Namun, di tengah sorak sorai, ada satu orang yang tampak tidak puas: Jonas Salk. Saat Salk naik ke podium, tepuk tangan meriah menyambutnya. Meski mendapat pengakuan, Salk tidak puas. Ia mengklaim bahwa kegagalan dalam uji coba disebabkan oleh Merthiolate antiseptik berbasis merkuri yang ditambahkan ke vaksin tanpa persetujuannya atas perintah Laboratorium Pengendalian Biologis AS.
Dengan nada dramatis, Salk menyebutkan bahwa versi vaksin tanpa Merthiolate miliknya bisa saja 100 persen efektif.
Pernyataan ini menimbulkan kontroversi. Para pengkritik menjadikannya senjata untuk menyerang reputasi Salk di kemudian hari. Di belakang panggung, Francis yang marah menegur mantan muridnya, “Kenapa kau harus mengatakan itu?
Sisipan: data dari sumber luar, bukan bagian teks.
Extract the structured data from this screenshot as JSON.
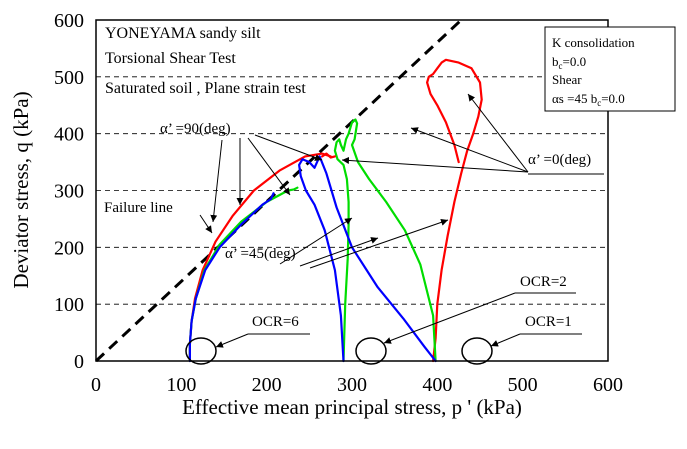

Kau tidak dalam posisi untuk mengklaim 100 persen efektivitas. Ada apa denganmu?”
Meski Salk tidak menyebutkan rekan-rekannya dan terlalu cepat menyimpulkan, dunia tetap menobatkannya sebagai pahlawan medis. Wartawan berlomba keluar dari auditorium untuk mengabarkan berita besar itu. Sorotan kemudian berpindah dari Francis, sang penguji, ke Salk, sang penemu.
Selama berhari-hari, wajah Jonas Salk menghiasi halaman depan surat kabar, layar televisi, siaran radio, dan rekaman berita. Ia dipuji sebagai simbol kemajuan dunia medis. Bagi jutaan orang tua di seluruh dunia, Salk adalah harapan.
Namun, satu dekade kemudian, Salk mengakui, “Saya tidak keluar dari Ann Arbor tanpa luka.”
Tidak sulit memahami mengapa 12 April 1955 lebih dikenang sebagai hari milik Jonas Salk. Ia adalah pencipta vaksin pertama yang berhasil melawan polio, sementara gurunya, Thomas Francis, hanya mengkonfirmasi kesuksesan itu kepada dunia.